Faltam 21 dias para a mudança de governo. Serão três semanas de suspense político — dias “muito difíceis”, na previsão feita pelo novo ministro da Defesa, José Múcio, na noite de sexta-feira (9) em entrevista à Globonews.
Múcio, 74 anos, foi lacônico de maneira proposital. Sua escolha de palavras está baseada em informações que ele, Lula e Geraldo Alckmin receberam sobre tentativas de tumulto bolsonarista antes e no dia da posse presidencial, 1º de janeiro.
A pedido de Lula, no início da semana Alckmin esteve com representantes do governo dos Estados Unidos.
A conversa, em Brasília, foi sobre o cenário das próximos 21 dias e a possível viagem do ex-presidente Barack Obama como emissário de Joe Biden à posse de Lula. Não está confirmada, mas a simples consulta indica o nível de preocupação da Casa Branca com a estabilidade no Brasil.
O enredo retórico foi pontuado pela palavra “sedição”. Ela acabou revigorada no léxico político americano por causa da invasão do Congresso, em janeiro do ano passado, patrocinada por Donald Trump numa tentativa frustrada de impedir a posse de Joe Biden.
Sinônimo de sublevação, revolta e motim, entre outros substantivos, é crime previsto no código penal dos EUA e do Brasil. Lá é punível com 20 anos de prisão, como demonstraram 12 jurados de um tribunal federal em Washington, dez dias atrás, ao aplicar a pena ao chefe de uma facção de extrema direita, Stewart Rhodes, envolvida na invasão da sede do Congresso.
Alckmin alertou Lula. Com ajuda de Múcio acabaram complementando o quadro de informações sobre iniciativas em andamento com o objetivo de provocar tumulto, se possível, com engajamento de frações militares e policiais aparentemente alinhadas aos derrotados Jair Bolsonaro e seu candidato a vice Walter Braga Netto.
A eleição acabou há 40 dias, mas prossegue a contestação bolsonarista do resultado, com organização de políticos e financiamento de empresários aliados. Estão previstas novas manifestações neste final de semana em Brasília e outras cidades.
Para o novo ministro da Defesa, “as Forças Armadas têm demonstrado que não apoiam qualquer movimento desses [golpistas]”. Reconheceu divisão nos quartéis, durante entrevista à Globonews: “Evidentemente que [todos os militares] têm suas preferências.

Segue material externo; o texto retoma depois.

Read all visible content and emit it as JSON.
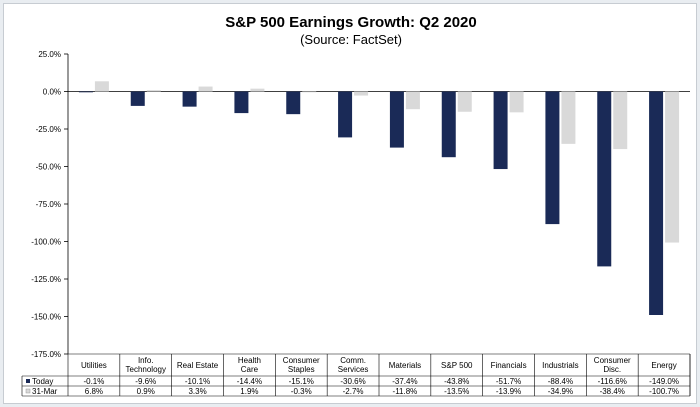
{
  "chart_data": {
    "type": "bar",
    "title": "S&P 500 Earnings Growth: Q2 2020",
    "subtitle": "(Source: FactSet)",
    "categories": [
      [
        "Utilities"
      ],
      [
        "Info.",
        "Technology"
      ],
      [
        "Real Estate"
      ],
      [
        "Health",
        "Care"
      ],
      [
        "Consumer",
        "Staples"
      ],
      [
        "Comm.",
        "Services"
      ],
      [
        "Materials"
      ],
      [
        "S&P 500"
      ],
      [
        "Financials"
      ],
      [
        "Industrials"
      ],
      [
        "Consumer",
        "Disc."
      ],
      [
        "Energy"
      ]
    ],
    "series": [
      {
        "name": "Today",
        "color": "#1a2a57",
        "values": [
          -0.1,
          -9.6,
          -10.1,
          -14.4,
          -15.1,
          -30.6,
          -37.4,
          -43.8,
          -51.7,
          -88.4,
          -116.6,
          -149.0
        ],
        "labels": [
          "-0.1%",
          "-9.6%",
          "-10.1%",
          "-14.4%",
          "-15.1%",
          "-30.6%",
          "-37.4%",
          "-43.8%",
          "-51.7%",
          "-88.4%",
          "-116.6%",
          "-149.0%"
        ]
      },
      {
        "name": "31-Mar",
        "color": "#d9d9d9",
        "values": [
          6.8,
          0.9,
          3.3,
          1.9,
          -0.3,
          -2.7,
          -11.8,
          -13.5,
          -13.9,
          -34.9,
          -38.4,
          -100.7
        ],
        "labels": [
          "6.8%",
          "0.9%",
          "3.3%",
          "1.9%",
          "-0.3%",
          "-2.7%",
          "-11.8%",
          "-13.5%",
          "-13.9%",
          "-34.9%",
          "-38.4%",
          "-100.7%"
        ]
      }
    ],
    "ylim": [
      -175,
      25
    ],
    "yticks": [
      25,
      0,
      -25,
      -50,
      -75,
      -100,
      -125,
      -150,
      -175
    ],
    "ytick_labels": [
      "25.0%",
      "0.0%",
      "-25.0%",
      "-50.0%",
      "-75.0%",
      "-100.0%",
      "-125.0%",
      "-150.0%",
      "-175.0%"
    ],
    "legend": "data-table-below",
    "grid": false
  }
}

Se você me dizer que temos três Forças [Armadas], sou capaz de dizer que temos seis Forças. O Exército, a Marinha e a Aeronáutica que gostam de Bolsonaro; e o Exército, a Marinha e a Aeronáutica que gostam de Lula.”
A “questão militar” desenhada por Múcio não é novidade. Deriva, na essência, de uma constante omissão do poder civil sobre o arcaísmo da formação, da estrutura e do profissionalismo na hierarquia das Forças Armadas.
Bolsonaro enxergou uma oportunidade política para aglutinar extremistas e simpatizantes num governo de moldura militarista. O ciclo acabou em fiasco nas urnas. Sobrou uma respeitável, mas difusa, oposição a Lula e ao PT, que Bolsonaro pretende liderar a partir da planície da política, em janeiro.
Na tarde de sexta-feira, acompanhado por Braga Netto, fez um discurso a um grupo de seguidores na frente do Palácio da Alvorada. Foi a primeira vez que falou em pública, desde a derrota eleitoral.
A plateia manteve-se na rotina de reivindicar uma “intervenção” para impedir o governo Lula. Bolsonaro respondeu, usando a força da ambiguidade para incitação: “Nada está perdido. O final, somente com a morte. Quem decide meu futuro, para onde eu vou, são vocês. Quem decide para onde vão as Forças Armadas são vocês (…) Se Deus quiser, tudo dará certo no momento oportuno.”
Como notou o novo ministro da Defesa, depois de 40 dias de silêncio, Bolsonaro atravessou o jardim do Alvorada para deixar suas digitais numa manifestação contra o regime democrático.
“Ele hoje colocou a digital, hoje” — comentou Múcio. “Por enquanto, a gente não podia dizer ‘está por trás’. Não, são os caminhoneiros, donos das empresas de transporte, é o pessoal do agronegócio. Hoje, o presidente falou. Você viu o filmezinho? Ele falando, as pessoas atrás. Isso é uma coisa, realmente, que vai deixar a gente pensando.”